Naturalmente esta experiencia no debe
preocupar demasiado. Es pasajera. Sobre la oscuridad enervante prevalecerá
pronto de nuevo la luz.
III. Cómo reaccionar
Cuando
sobreviene la sequía del alma la reacción puede ser muy negativa, pero también
puede ser saludablemente positiva. En el primer caso se corre el peligro de
abandonar la fe que se ha profesado antes, quizá durante años. Semejante
decisión equivale a un suicidio espiritual. En la reacción positiva el creyente
decide perseverar en su vida cristiana a pesar de todo (dudas, problemas de fe,
experiencias torturadoras, decepciones, etc.). Y hace bien. En cualquier
momento, inesperadamente, la sequía puede cesar. Dios puede enviar en el
momento oportuno una lluvia vivificadora mediante una lectura, un culto, una
conversación, un acto de servicio cristiano, un pensamiento inspirado por el
Espíritu Santo, una manifestación clara del cuidado amoroso de Dios o
simplemente haciendo desaparecer las causas, espirituales, físicas o psíquicas,
que habían originado el tiempo seco.
La
reacción positiva tiene dos manifestaciones:
1. Confianza en Dios
Pablo nos
asegura que «el que comenzó en vosotros la buena obra la perfeccionará hasta el
día de Jesucristo» (Fil. 1:6). No menos inspiradoras son las palabras de
Jeremías: «Bendito el varón que confía en el Señor, porque será como el árbol
plantado junto a las aguas... y no teme la venida del calor, sino que su
follaje está frondoso, y en el año de sequía no se inquietará ni dejará de dar
fruto» (Jer. 17:7-8). ¡Promesa reconfortante! - Difícil de creer, quizá
pensarán algunos. ¿Cómo es posible que se cumpla en plena aridez del espíritu?

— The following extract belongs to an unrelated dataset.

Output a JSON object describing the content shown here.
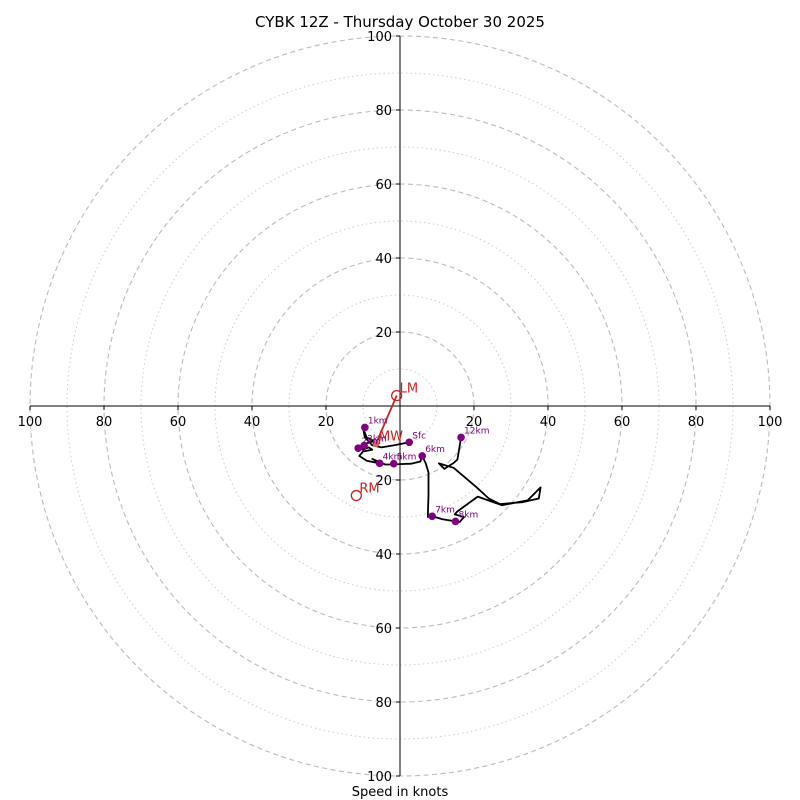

Debemos discernir entre nuestra apreciación
subjetiva de una situación (lo que yo pienso, lo que siento) y la realidad
objetiva que sólo Dios conoce de modo perfecto. Nosotros a menudo vemos, como
Don Quijote, gigantes donde sólo hay molinos de viento. Haríamos bien en
recordar el principio señalado por el apóstol: «Por fe andamos, no por vista»
(2 Co. 5:7). Ni por sentimientos. La fe se apoya no en sensaciones sino en la
realidad de todo lo que Dios es y hace. Mi sequía no agota los depósitos de la
gracia de Dios. Ni su amor. Ni su poder renovador. «él transforma el desierto
en estanques de aguas, y la tierra seca en manantiales» (Sal. 107:35).
2. Resistencia a toda costa
«Resistid al
diablo y de vosotros huirá» (Stg. 4:7). En la Torre de Constanza (Francia),
donde creyentes hugonotes sufrieron y murieron por su fe, todavía hoy puede
leerse una palabra impresionante grabada en una piedra: «Resistez» (resistid).
Y aquellos héroes de la fe resistieron a pesar de sus sufrimientos. Deberíamos
nosotros hoy ser imitadores de su entereza perseverante. La resistencia debemos
mantenerla sin abandonar ninguna de nuestras defensas: lectura de la Biblia,
oración, asistencia a los cultos, conducta cristiana, compromiso en una vida de
servicio.
A la par que resistimos, haremos bien en
unirnos al canto de aquel bello himno: «Tentado, no cedas; ceder es pecar. Te
será más fácil luchando triunfar». Y esto sin hacer demasiado caso de los
periodos de sequía. Si amamos al Señor, pasaran. Y volverán los días en que
diremos con Isaías: «He aquí Dios es mi salvación; confiaré y no temeré, porque mi
fortaleza y mi canción es el Señor, quien ha venido a ser mi salvación» (Is.
12:2). Si es así, «con gozo sacaremos aguas de las fuentes de la salvación»
(Is. 12:3).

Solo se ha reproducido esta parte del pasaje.